In a couple months I should have Slice great-grandkids :greengrin: lol I agree that I think Dalila is the nicest,and of the milkers,Derryth


----------



## Herebegoats (Dec 30, 2009)

I would love to see an australian dairy goat standard. That would be interesting to see how it differs from that in the US. So are those goats that are pictured Alpine typed? They sort of looked like Alpines to me, or dark colored Toggenburgs. Or are they a totally different breed?

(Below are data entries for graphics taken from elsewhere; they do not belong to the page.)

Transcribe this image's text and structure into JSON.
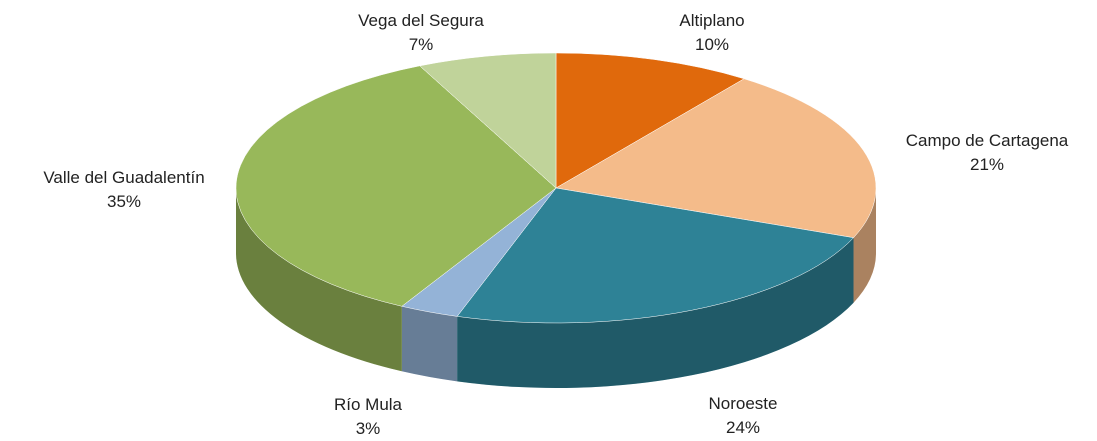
{
  "chart_data": {
    "type": "pie",
    "categories": [
      "Altiplano",
      "Campo de Cartagena",
      "Noroeste",
      "Río Mula",
      "Valle del Guadalentín",
      "Vega del Segura"
    ],
    "values": [
      10,
      21,
      24,
      3,
      35,
      7
    ],
    "value_labels": [
      "10%",
      "21%",
      "24%",
      "3%",
      "35%",
      "7%"
    ],
    "colors": [
      "#e0690c",
      "#f4bb8a",
      "#2e8296",
      "#94b3d7",
      "#98b85a",
      "#c0d39a"
    ]
  }
}
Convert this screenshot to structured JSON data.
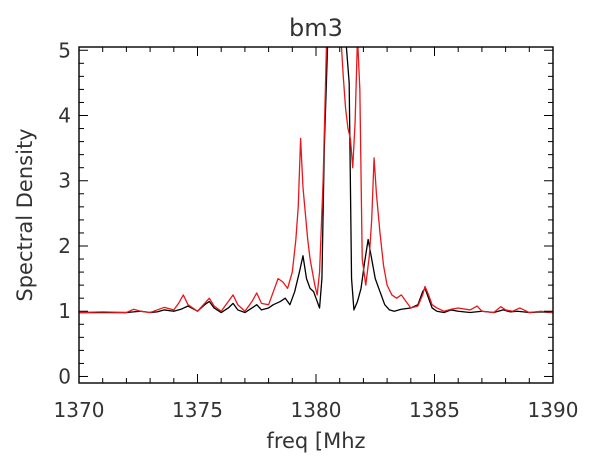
{
  "chart_data": {
    "type": "line",
    "title": "bm3",
    "xlabel": "freq [Mhz",
    "ylabel": "Spectral Density",
    "xlim": [
      1370,
      1390
    ],
    "ylim": [
      -0.1,
      5.05
    ],
    "xticks": [
      1370,
      1375,
      1380,
      1385,
      1390
    ],
    "yticks": [
      0,
      1,
      2,
      3,
      4,
      5
    ],
    "grid": false,
    "legend": "none",
    "series": [
      {
        "color": "#000000",
        "x": [
          1370.0,
          1371.0,
          1372.0,
          1372.3,
          1372.6,
          1373.0,
          1373.3,
          1373.6,
          1374.0,
          1374.3,
          1374.6,
          1375.0,
          1375.3,
          1375.5,
          1375.7,
          1376.0,
          1376.3,
          1376.5,
          1376.7,
          1377.0,
          1377.3,
          1377.5,
          1377.7,
          1378.0,
          1378.2,
          1378.5,
          1378.7,
          1378.9,
          1379.1,
          1379.3,
          1379.45,
          1379.6,
          1379.75,
          1379.9,
          1380.0,
          1380.15,
          1380.25,
          1380.35,
          1380.5,
          1380.7,
          1380.9,
          1381.1,
          1381.25,
          1381.4,
          1381.5,
          1381.6,
          1381.75,
          1381.9,
          1382.05,
          1382.2,
          1382.35,
          1382.5,
          1382.7,
          1382.9,
          1383.1,
          1383.3,
          1383.6,
          1384.0,
          1384.3,
          1384.5,
          1384.6,
          1384.75,
          1384.9,
          1385.1,
          1385.4,
          1385.7,
          1386.0,
          1386.5,
          1387.0,
          1387.5,
          1387.9,
          1388.2,
          1388.5,
          1389.0,
          1389.5,
          1390.0
        ],
        "y": [
          0.98,
          0.98,
          0.98,
          0.99,
          1.0,
          0.98,
          0.99,
          1.02,
          1.0,
          1.03,
          1.08,
          1.0,
          1.1,
          1.15,
          1.05,
          0.98,
          1.05,
          1.12,
          1.02,
          0.98,
          1.05,
          1.1,
          1.02,
          1.05,
          1.1,
          1.15,
          1.2,
          1.1,
          1.3,
          1.6,
          1.85,
          1.5,
          1.35,
          1.3,
          1.2,
          1.05,
          1.5,
          3.5,
          5.2,
          5.2,
          5.2,
          5.2,
          5.2,
          4.5,
          1.5,
          1.02,
          1.15,
          1.35,
          1.75,
          2.1,
          1.8,
          1.5,
          1.3,
          1.1,
          1.02,
          1.0,
          1.03,
          1.05,
          1.1,
          1.3,
          1.35,
          1.2,
          1.05,
          1.0,
          0.98,
          1.02,
          1.0,
          0.98,
          1.0,
          0.98,
          1.02,
          0.99,
          1.0,
          0.98,
          0.99,
          0.98
        ]
      },
      {
        "color": "#e8171c",
        "x": [
          1370.0,
          1371.0,
          1372.0,
          1372.3,
          1372.6,
          1373.0,
          1373.3,
          1373.6,
          1374.0,
          1374.2,
          1374.4,
          1374.6,
          1375.0,
          1375.3,
          1375.5,
          1375.7,
          1376.0,
          1376.3,
          1376.5,
          1376.7,
          1377.0,
          1377.3,
          1377.5,
          1377.7,
          1378.0,
          1378.2,
          1378.4,
          1378.6,
          1378.8,
          1379.0,
          1379.15,
          1379.25,
          1379.35,
          1379.45,
          1379.55,
          1379.65,
          1379.75,
          1379.85,
          1379.95,
          1380.05,
          1380.15,
          1380.3,
          1380.45,
          1380.6,
          1380.8,
          1380.95,
          1381.05,
          1381.15,
          1381.25,
          1381.35,
          1381.45,
          1381.55,
          1381.65,
          1381.75,
          1381.85,
          1381.95,
          1382.1,
          1382.25,
          1382.35,
          1382.45,
          1382.55,
          1382.7,
          1382.85,
          1383.0,
          1383.2,
          1383.4,
          1383.6,
          1383.8,
          1384.0,
          1384.3,
          1384.5,
          1384.6,
          1384.75,
          1384.9,
          1385.1,
          1385.4,
          1385.7,
          1386.0,
          1386.5,
          1386.8,
          1387.0,
          1387.5,
          1387.8,
          1388.0,
          1388.3,
          1388.6,
          1389.0,
          1389.5,
          1390.0
        ],
        "y": [
          0.98,
          0.99,
          0.98,
          1.03,
          1.0,
          0.98,
          1.02,
          1.06,
          1.02,
          1.12,
          1.25,
          1.1,
          1.0,
          1.12,
          1.2,
          1.08,
          1.0,
          1.15,
          1.25,
          1.1,
          1.0,
          1.15,
          1.28,
          1.12,
          1.1,
          1.3,
          1.5,
          1.45,
          1.35,
          1.6,
          2.1,
          2.6,
          3.65,
          2.9,
          2.5,
          2.1,
          1.8,
          1.6,
          1.4,
          1.25,
          1.6,
          3.0,
          5.2,
          5.2,
          5.2,
          5.2,
          5.2,
          4.6,
          4.1,
          3.8,
          3.65,
          3.2,
          3.9,
          5.2,
          4.4,
          1.8,
          1.4,
          1.85,
          2.4,
          3.35,
          2.8,
          2.2,
          1.7,
          1.4,
          1.25,
          1.2,
          1.25,
          1.15,
          1.05,
          1.08,
          1.25,
          1.38,
          1.25,
          1.1,
          1.05,
          1.0,
          1.03,
          1.05,
          1.02,
          1.08,
          1.0,
          0.98,
          1.07,
          1.02,
          1.0,
          1.05,
          0.98,
          1.0,
          0.98
        ]
      }
    ]
  }
}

I know nothing of goats outside the US. lol

Kelley


----------



## Idahodreamer (Sep 19, 2009)

The two last girls there are the better of the bunch.... The second older doe has an ok looking udder. 
 You'll have to let us know which one's you picked, Keren. 
yeah, a australian dairy goat standard would be interesting to see. 
Herebegoats, they hare british alpines, I think.


----------



## keren (Oct 26, 2008)

i will keep this short cos im on my mobile in melbourne - but in any case deryth has been sold - i will probably buy dalila. You can find the australian breed standards online i think the website is www.dgsa.org.au if that doesnt work google dairy goat society australia. The british alpine is a very different goat to your french alpine much taller rangier and finer. There is only one breeder in the whole country who has goats that meet your american standard. She only has a handful of saanens left and i have been on the waiting list for a few years now - should get a kid this spring or next. Google buttara saanens


----------



## StaceyRosado (Oct 5, 2007)

cool - I hope you get her :thumb:


----------